WIDEO: Trzy Szybkie
Kraków to na co dzień jedno z najbardziej zakorkowanych miast w Polsce. Tymczasem w Wigilię ulice pustoszeją.
- Krakowianie wyjeżdżają do swoich rodzin poza miasto. Korki są mniejsze. Ludzie mają więcej czasu, nie spieszą się do pracy czy szkoły, dlatego nie narzekają na to, że komunikacja miejska w święta jeździ co 15 zamiast co 7,5 minuty - mówi Sebastian Kowal z Zarządu Transportu Publicznego.
Faktycznie komunikacja miejska w Wigilię funkcjonuje zupełnie inaczej niż na co dzień.

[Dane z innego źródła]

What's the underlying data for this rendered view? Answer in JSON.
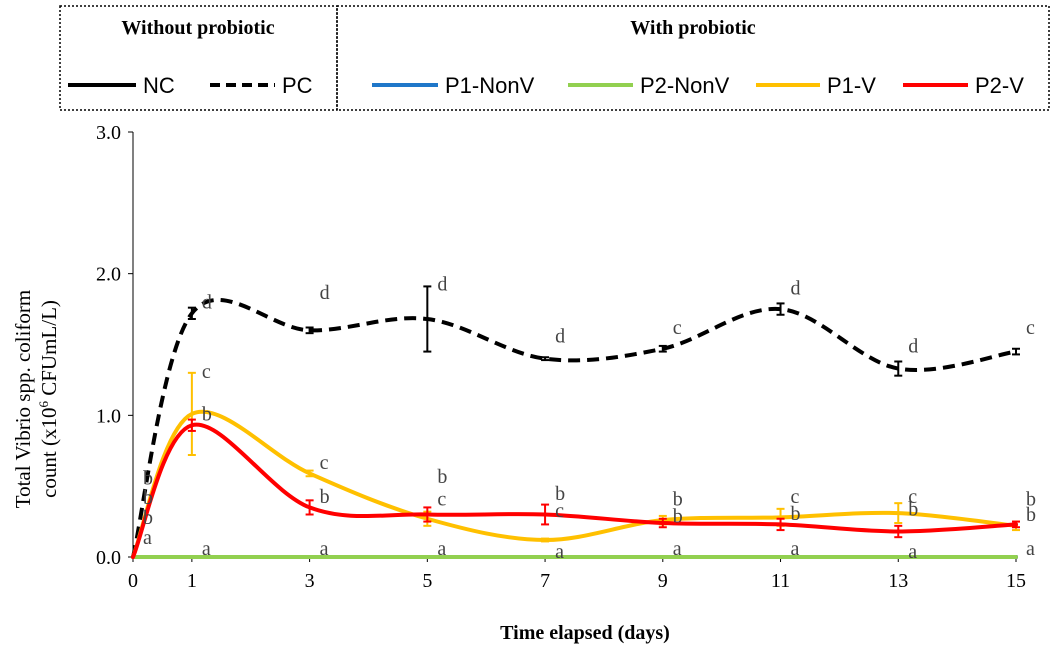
{
  "chart_data": {
    "type": "line",
    "title": "",
    "xlabel": "Time elapsed (days)",
    "ylabel_line1": "Total Vibrio spp. coliform",
    "ylabel_line2_prefix": "count (x10",
    "ylabel_line2_sup": "6",
    "ylabel_line2_suffix": " CFUmL/L)",
    "ylabel": "Total Vibrio spp. coliform count (x10^6 CFUmL/L)",
    "x_ticks": [
      0,
      1,
      3,
      5,
      7,
      9,
      11,
      13,
      15
    ],
    "y_ticks": [
      "0.0",
      "1.0",
      "2.0",
      "3.0"
    ],
    "ylim": [
      0,
      3
    ],
    "grid": false,
    "legend": {
      "placement": "top",
      "group_without": "Without probiotic",
      "group_with": "With probiotic"
    },
    "series": [
      {
        "name": "NC",
        "color": "#000000",
        "dash": "solid",
        "group": "without",
        "x": [
          0,
          1,
          3,
          5,
          7,
          9,
          11,
          13,
          15
        ],
        "values": [
          0,
          0,
          0,
          0,
          0,
          0,
          0,
          0,
          0
        ],
        "errors": [
          0,
          0,
          0,
          0,
          0,
          0,
          0,
          0,
          0
        ]
      },
      {
        "name": "PC",
        "color": "#000000",
        "dash": "dashed",
        "group": "without",
        "x": [
          0,
          1,
          3,
          5,
          7,
          9,
          11,
          13,
          15
        ],
        "values": [
          0,
          1.72,
          1.6,
          1.68,
          1.4,
          1.47,
          1.75,
          1.33,
          1.45
        ],
        "errors": [
          0,
          0.04,
          0.02,
          0.23,
          0.01,
          0.02,
          0.04,
          0.05,
          0.02
        ]
      },
      {
        "name": "P1-NonV",
        "color": "#1f77c9",
        "dash": "solid",
        "group": "with",
        "x": [
          0,
          1,
          3,
          5,
          7,
          9,
          11,
          13,
          15
        ],
        "values": [
          0,
          0,
          0,
          0,
          0,
          0,
          0,
          0,
          0
        ],
        "errors": [
          0,
          0,
          0,
          0,
          0,
          0,
          0,
          0,
          0
        ]
      },
      {
        "name": "P2-NonV",
        "color": "#92d050",
        "dash": "solid",
        "group": "with",
        "x": [
          0,
          1,
          3,
          5,
          7,
          9,
          11,
          13,
          15
        ],
        "values": [
          0,
          0,
          0,
          0,
          0,
          0,
          0,
          0,
          0
        ],
        "errors": [
          0,
          0,
          0,
          0,
          0,
          0,
          0,
          0,
          0
        ]
      },
      {
        "name": "P1-V",
        "color": "#ffc000",
        "dash": "solid",
        "group": "with",
        "x": [
          0,
          1,
          3,
          5,
          7,
          9,
          11,
          13,
          15
        ],
        "values": [
          0,
          1.01,
          0.59,
          0.27,
          0.12,
          0.26,
          0.28,
          0.31,
          0.22
        ],
        "errors": [
          0,
          0.29,
          0.02,
          0.05,
          0.01,
          0.03,
          0.06,
          0.07,
          0.03
        ]
      },
      {
        "name": "P2-V",
        "color": "#ff0000",
        "dash": "solid",
        "group": "with",
        "x": [
          0,
          1,
          3,
          5,
          7,
          9,
          11,
          13,
          15
        ],
        "values": [
          0,
          0.93,
          0.35,
          0.3,
          0.3,
          0.24,
          0.23,
          0.18,
          0.23
        ],
        "errors": [
          0,
          0.04,
          0.05,
          0.05,
          0.07,
          0.03,
          0.04,
          0.04,
          0.02
        ]
      }
    ],
    "annotations": [
      {
        "x": 0,
        "y": 0.52,
        "text": "b"
      },
      {
        "x": 0,
        "y": 0.38,
        "text": "b"
      },
      {
        "x": 0,
        "y": 0.24,
        "text": "b"
      },
      {
        "x": 0,
        "y": 0.1,
        "text": "a"
      },
      {
        "x": 1,
        "y": 1.76,
        "text": "d"
      },
      {
        "x": 1,
        "y": 1.27,
        "text": "c"
      },
      {
        "x": 1,
        "y": 0.97,
        "text": "b"
      },
      {
        "x": 1,
        "y": 0.02,
        "text": "a"
      },
      {
        "x": 3,
        "y": 1.83,
        "text": "d"
      },
      {
        "x": 3,
        "y": 0.63,
        "text": "c"
      },
      {
        "x": 3,
        "y": 0.39,
        "text": "b"
      },
      {
        "x": 3,
        "y": 0.02,
        "text": "a"
      },
      {
        "x": 5,
        "y": 1.89,
        "text": "d"
      },
      {
        "x": 5,
        "y": 0.53,
        "text": "b"
      },
      {
        "x": 5,
        "y": 0.37,
        "text": "c"
      },
      {
        "x": 5,
        "y": 0.02,
        "text": "a"
      },
      {
        "x": 7,
        "y": 1.52,
        "text": "d"
      },
      {
        "x": 7,
        "y": 0.41,
        "text": "b"
      },
      {
        "x": 7,
        "y": 0.29,
        "text": "c"
      },
      {
        "x": 7,
        "y": 0.0,
        "text": "a"
      },
      {
        "x": 9,
        "y": 1.58,
        "text": "c"
      },
      {
        "x": 9,
        "y": 0.37,
        "text": "b"
      },
      {
        "x": 9,
        "y": 0.25,
        "text": "b"
      },
      {
        "x": 9,
        "y": 0.02,
        "text": "a"
      },
      {
        "x": 11,
        "y": 1.86,
        "text": "d"
      },
      {
        "x": 11,
        "y": 0.39,
        "text": "c"
      },
      {
        "x": 11,
        "y": 0.27,
        "text": "b"
      },
      {
        "x": 11,
        "y": 0.02,
        "text": "a"
      },
      {
        "x": 13,
        "y": 1.45,
        "text": "d"
      },
      {
        "x": 13,
        "y": 0.39,
        "text": "c"
      },
      {
        "x": 13,
        "y": 0.3,
        "text": "b"
      },
      {
        "x": 13,
        "y": 0.0,
        "text": "a"
      },
      {
        "x": 15,
        "y": 1.58,
        "text": "c"
      },
      {
        "x": 15,
        "y": 0.37,
        "text": "b"
      },
      {
        "x": 15,
        "y": 0.26,
        "text": "b"
      },
      {
        "x": 15,
        "y": 0.02,
        "text": "a"
      }
    ]
  }
}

- W stosunku do normalnego dnia powszedniego jest mniej kursów o ok. 28 proc. - mówi Marek Gancarczyk, rzecznik prasowy Miejskiego Przedsiębiorstwa Komunikacyjnego w Krakowie.
Mniejsza liczba kursów to efekt wcześniejszych zjazdów do zajezdni (ok. 16-18) oraz zawieszenia i zmniejszenia częstotliwości niektórych linii przez cały dzień.
Gancarczyk przypomina, że jak każdej nocy również z 24 na 25 grudnia funkcjonuje komunikacja nocna.
Wielu pracowników MPK nieraz spędzało Wigilię w pracy. Dla Krzysztofa Hajduka, od 1981 r. kierowcy Miejskiego Przedsiębiorstwa Komunikacyjnego w Krakowie, to nie pierwszyzna.
Pewnej Wigilii wsiadł za kółko autobusu i wyjechał na trasę ok. godz. 15. Pamięta, jak na zewnątrz robiło się coraz ciemniej. Ulice cichły.
Pasażerów ubywało. Pan Krzysztof od czasu do czasu spoglądał przez szybę swojej szoferki w rozświetlone okna krakowskich bloków. W niektórych z nich widział, jak rodziny zasiadają do kolacji wigilijnej. Było mu trochę przykro, że sam nie może spędzić tego dnia w gronie najbliższych.
- Pasażerowie są w tym dniu bardziej życzliwi. Mniej się spieszą. Niektórzy, kiedy wychodzą, składają życzenia - opowiadał nam pan Krzysztof.
O tym, że Kraków jest w okresie zimowym i świątecznym innym miastem, świadczą też dane, jakie przesłali nam przedstawiciele miejskich wodociągów.

- Sprzedaż wody w grudniu jest nieco większa niż w miesiącach poprzednich, ale nie są to wartości bardzo odbiegające od średniej. Ciekawe jest to, że od kilku lat w grudniu jest zużywane coraz więcej wody porównując rok do roku - zauważa Robert Żurek, rzecznik prasowy Miejskiego Przedsiębiorstwa Wodociągów i Kanalizacji.
I tak np. trzy lata temu odnotowano sprzedaż wody na poziomie minimalnie ponad 4 mln metrów sześciennych. Tymczasem w minionym roku ta liczba wzrosła: o ponad 144 tys.
Ekipa wodociągów ma dużo pracy, gdy temperatury spadają poniżej zera. Pojawiają się problemy z zamarzaniem przewodów sieci wodociągowej.
- W przypadku silnych mrozów i głębokiego zamarzania gruntu mogą również wystąpić przypadki pęknięć i złamań przewodów wodociągowych - informuje Żurek.
Zauważa jednak, że w ostatnich latach nie mieliśmy do czynienia z wystąpieniem silnych mrozów czy też dużych opadów śniegu. Tak może być i tym razem, gdyż w Wigilię szykują się plusowe temperatury.

Aby jednak uniknąć problemów z brakiem wody w święta, warto choćby uszczelnić pomieszczenia, w których znajdują się instalacje wodno-kanalizacyjne.